Lines of a story based on my interview earlier this year with then-outgoing Marcellus Shale Coalition CEO Kathryn Klaber have stuck with me as I look ahead to the next chapters of shale gas in Pennsylvania.
Especially for here in the midstate, away from the heart of prime drilling country.
"I think where some of the real benefit comes is if this product continues to be available locally … it's going to be nearly impossible to measure the economic benefit of so much domestic energy.
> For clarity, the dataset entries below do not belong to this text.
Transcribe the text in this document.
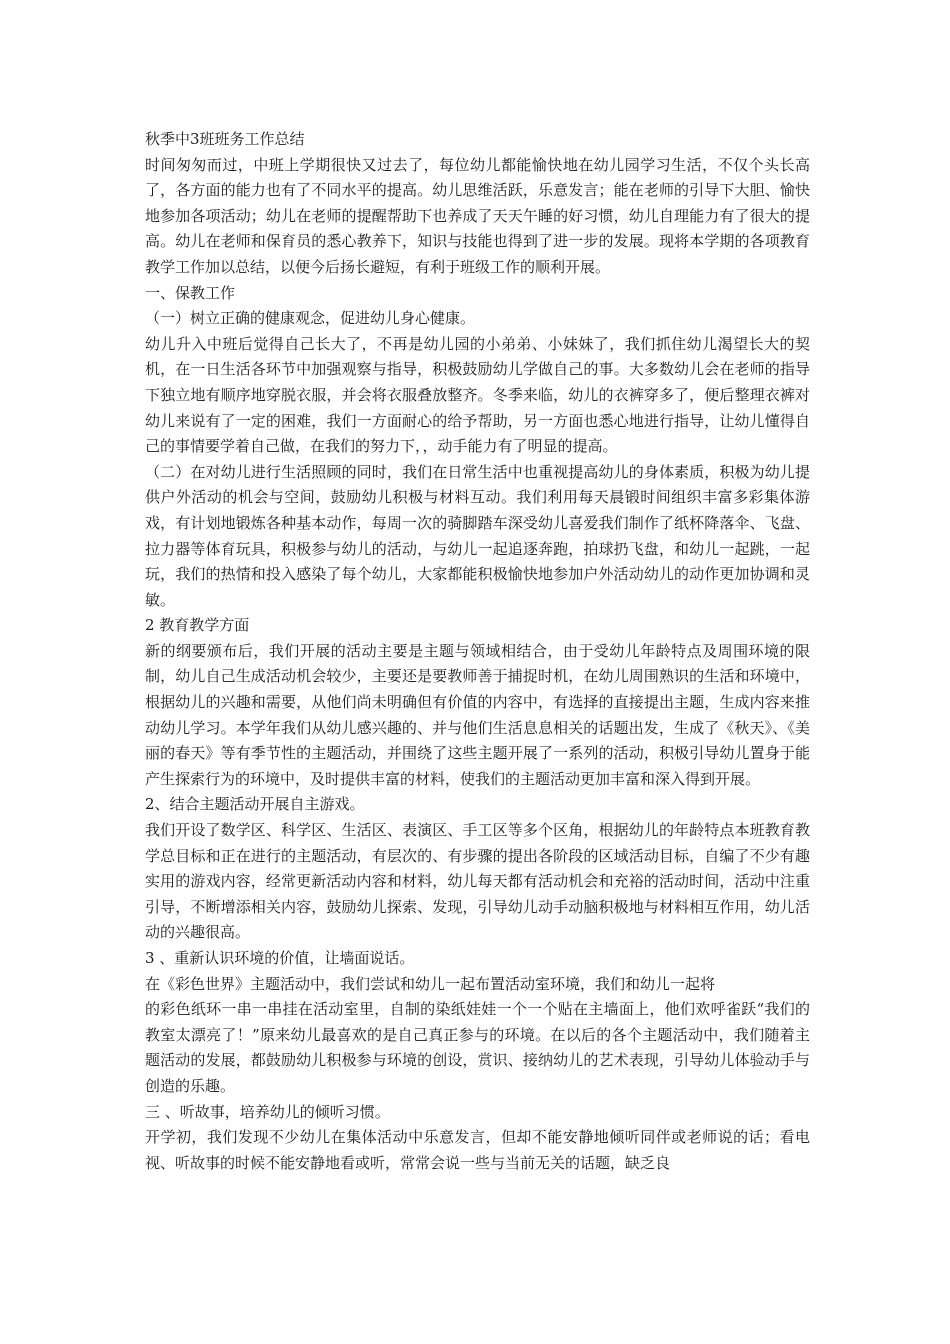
秋季中3班班务工作总结

时间匆匆而过，中班上学期很快又过去了，每位幼儿都能愉快地在幼儿园学习生活，不仅个头长高了，各方面的能力也有了不同水平的提高。幼儿思维活跃，乐意发言；能在老师的引导下大胆、愉快地参加各项活动；幼儿在老师的提醒帮助下也养成了天天午睡的好习惯，幼儿自理能力有了很大的提高。幼儿在老师和保育员的悉心教养下，知识与技能也得到了进一步的发展。现将本学期的各项教育教学工作加以总结，以便今后扬长避短，有利于班级工作的顺利开展。

一、保教工作

（一）树立正确的健康观念，促进幼儿身心健康。

幼儿升入中班后觉得自己长大了，不再是幼儿园的小弟弟、小妹妹了，我们抓住幼儿渴望长大的契机，在一日生活各环节中加强观察与指导，积极鼓励幼儿学做自己的事。大多数幼儿会在老师的指导下独立地有顺序地穿脱衣服，并会将衣服叠放整齐。冬季来临，幼儿的衣裤穿多了，便后整理衣裤对幼儿来说有了一定的困难，我们一方面耐心的给予帮助，另一方面也悉心地进行指导，让幼儿懂得自己的事情要学着自己做，在我们的努力下，，动手能力有了明显的提高。

（二）在对幼儿进行生活照顾的同时，我们在日常生活中也重视提高幼儿的身体素质，积极为幼儿提供户外活动的机会与空间，鼓励幼儿积极与材料互动。我们利用每天晨锻时间组织丰富多彩集体游戏，有计划地锻炼各种基本动作，每周一次的骑脚踏车深受幼儿喜爱我们制作了纸杯降落伞、飞盘、拉力器等体育玩具，积极参与幼儿的活动，与幼儿一起追逐奔跑，拍球扔飞盘，和幼儿一起跳，一起玩，我们的热情和投入感染了每个幼儿，大家都能积极愉快地参加户外活动幼儿的动作更加协调和灵敏。

2 教育教学方面

新的纲要颁布后，我们开展的活动主要是主题与领域相结合，由于受幼儿年龄特点及周围环境的限制，幼儿自己生成活动机会较少，主要还是要教师善于捕捉时机，在幼儿周围熟识的生活和环境中，根据幼儿的兴趣和需要，从他们尚未明确但有价值的内容中，有选择的直接提出主题，生成内容来推动幼儿学习。本学年我们从幼儿感兴趣的、并与他们生活息息相关的话题出发，生成了《秋天》、《美丽的春天》等有季节性的主题活动，并围绕了这些主题开展了一系列的活动，积极引导幼儿置身于能产生探索行为的环境中，及时提供丰富的材料，使我们的主题活动更加丰富和深入得到开展。

2、结合主题活动开展自主游戏。

我们开设了数学区、科学区、生活区、表演区、手工区等多个区角，根据幼儿的年龄特点本班教育教学总目标和正在进行的主题活动，有层次的、有步骤的提出各阶段的区域活动目标，自编了不少有趣实用的游戏内容，经常更新活动内容和材料，幼儿每天都有活动机会和充裕的活动时间，活动中注重引导，不断增添相关内容，鼓励幼儿探索、发现，引导幼儿动手动脑积极地与材料相互作用，幼儿活动的兴趣很高。

3 、重新认识环境的价值，让墙面说话。

在《彩色世界》主题活动中，我们尝试和幼儿一起布置活动室环境，我们和幼儿一起将

的彩色纸环一串一串挂在活动室里，自制的染纸娃娃一个一个贴在主墙面上，他们欢呼雀跃“我们的教室太漂亮了！”原来幼儿最喜欢的是自己真正参与的环境。在以后的各个主题活动中，我们随着主题活动的发展，都鼓励幼儿积极参与环境的创设，赏识、接纳幼儿的艺术表现，引导幼儿体验动手与创造的乐趣。

三 、听故事，培养幼儿的倾听习惯。

开学初，我们发现不少幼儿在集体活动中乐意发言，但却不能安静地倾听同伴或老师说的话；看电视、听故事的时候不能安静地看或听，常常会说一些与当前无关的话题，缺乏良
That has benefits down the road that go so far beyond one job category," Klaber said.
The comment followed my question about any kind of push back that might have been occurring in the court of public opinion, particularly the blue collar part of the court waiting on jobs as too many people in this state still qualify as idle capacity.
So I've had my eyes open for what I'll call the Marcellus 2.0 effect: Is the fact that wells are drilled, and gas is tapped, pushing over the next dominoes in line to form positive economic ripples for the state? Or do we still risk missing the biggest waves?
I'll call the view at this point mixed. On one hand, you have the likes of the tenant at the York College business incubator's wet lab working on oil and gas recovery and a project to increase capacity at GEA Refrigeration, also in York County.
But then, I've seen somewhat hesitant tea-leaf reads such as on the fate of a possible Pennsylvania Shell petrochemical facility, a project touted by Gov. Tom Corbett, and a recent project-completion announcement for sending a large volume of Marcellus gas out of the commonwealth.
Hard to tell which way it might go. But it's probably safe to say that fully realized potential is still not a given at this point.
So we probably should be asking, at the very least as a backup plan, what can be the next big thing in Pennsylvania if Marcellus doesn't end up fully filling the need? Or, what can we do with eyes wide open to make sure the benefit is as large as possible?